While lowering and controlling IOP by pharmaceutical, surgical, and microshunt implantation procedures slows down the progression of GON, other direct and indirect means are needed to protect and preserve the retinal and visual center architecture and functions. The neuroprotective paradigm is now well accepted, and many drugs and food-derived agents have shown efficacy in cell-based and animal model-based systems. Likewise, gene- [51, 99] and cell-therapy [70, 100, 101, 102] and controlled electrical stimulation [92] and photobiomodulation [97, 102] have beneficial effects and a place in tackling degenerative maladies. The latter alone, or coupled with optogenetic [102], photoswitch [103], electromagnetic, and ultrasound-based technologies [104, 105], is also beginning to show promise in promoting cytoprotection and even potential axonal regeneration.
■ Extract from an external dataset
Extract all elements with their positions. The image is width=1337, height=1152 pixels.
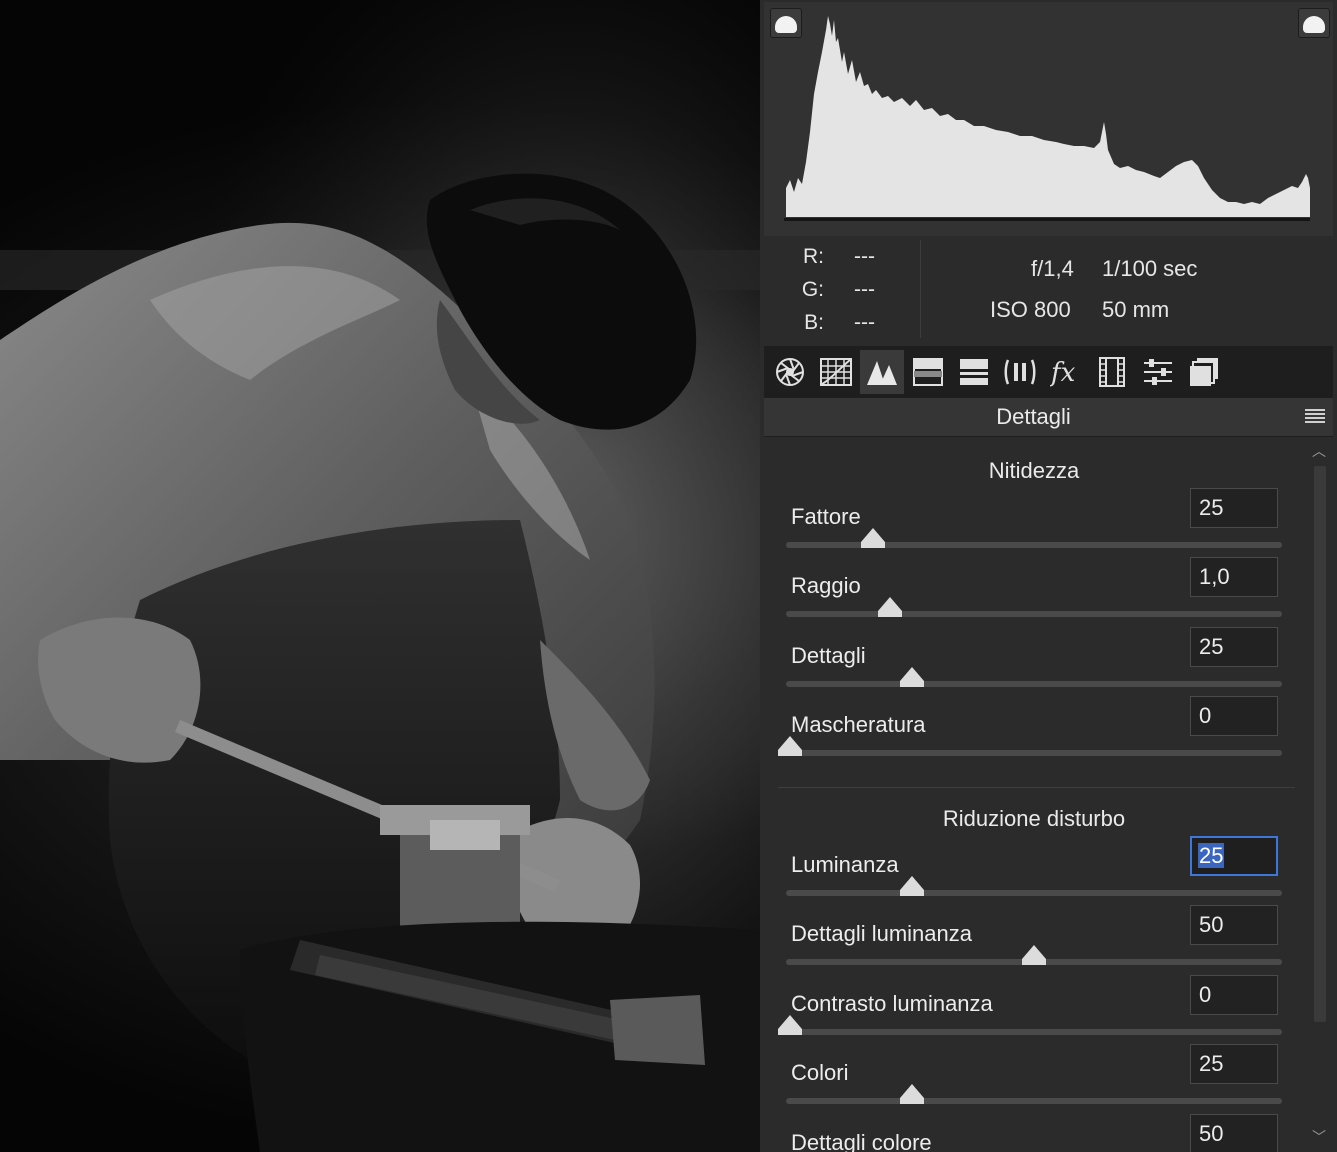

Though many challenges remain, we look forward to further progress in translating these to help patients with GON and other related neurodegenerative eye and brain diseases in the near future.
Acknowledgments
The inspiration to compile literature information and to write this book chapter was provided by my family members and many colleagues and collaborators who are working tirelessly to find suitable remedial solutions for glaucoma patients. My appointments to several universities and interactions with faculty and students at these research institutions and at the Glaucoma Foundation have further infused energy and enthusiasm toward this goal. I am also grateful to Santen for allowing me to pursue such scholarly activities.
Conflict of interest
The author declares no conflict of interest and simply wishes to advance sharing of knowledge to help in the discovery and development of methods and compositions to help patients suffering from neurodegenerative eye and brain disorders.